Greensboro, NC -- Just when you think financial planners are only for people with multiple investments and a family inheritance, Matt Logan of Matt Logan, Inc has another perspective.
"Many times I meet with people who have held off on contacting a financial planner because they did not think that they could afford one. Today we want to look at the different ways your financial planner or financial advisor is paid and point you in the right direction for finding someone who would be a good fit for you."
First of all, most anyone can afford a financial planner or financial advisor because there are advisors who work with all types of people. While some companies do have account minimums that are required, others have none. Some people specialize in retirement planning or college planning while others do full financial plans to cover a number of goals and not just one.
There are lots of resources out there to help you find more information about financial advisers and financial planners and to make sure that you find one who is the right fit for you. One great resource is the Certified Financial Planner Board website www.cfp.org. There is a lot of information on different Certified Financial Planners(tm) and you can search different criteria such as account size, location and practice specialty.

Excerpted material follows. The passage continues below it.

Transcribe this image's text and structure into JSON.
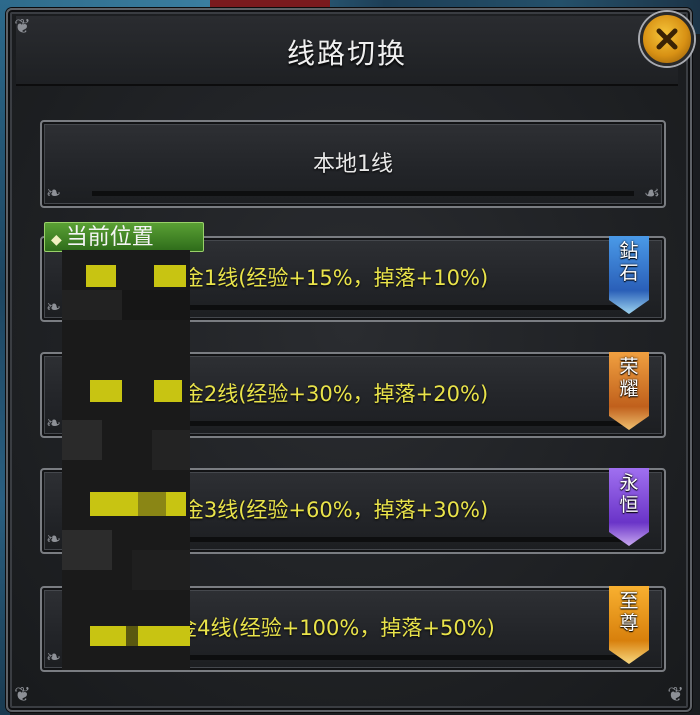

Referrals are another great resource. Ask your family or friends who they are using and ask them why they like their advisor. .
So how do financial planners get paid?
"I will tell you first that you should ask that question when you're first interviewing to find someone to work with as this is an important part of the equation. There are basically two main models in which your financial planner can earn his or her income. There are commissions and fees."
Commission based advisors are paid a commission every time that they sell you a product. This product could be a stock, bond, mutual fund, annuity, life insurance policy or any other of a number of financial products for you.
Fee based advisors are paid a fee for their services. They could charge this fee by the hour or based on a percentage of the money you have invested with them. Others will charge you a fee for a financial plan and then you are to implement it yourself.
While I do work with some clients on a commission basis, the bulk of my relationships are fee based where I am compensated a small percentage of each person's portfolio to manage their investments. The reason I feel like this is a good fit is because my income is tied to their performance.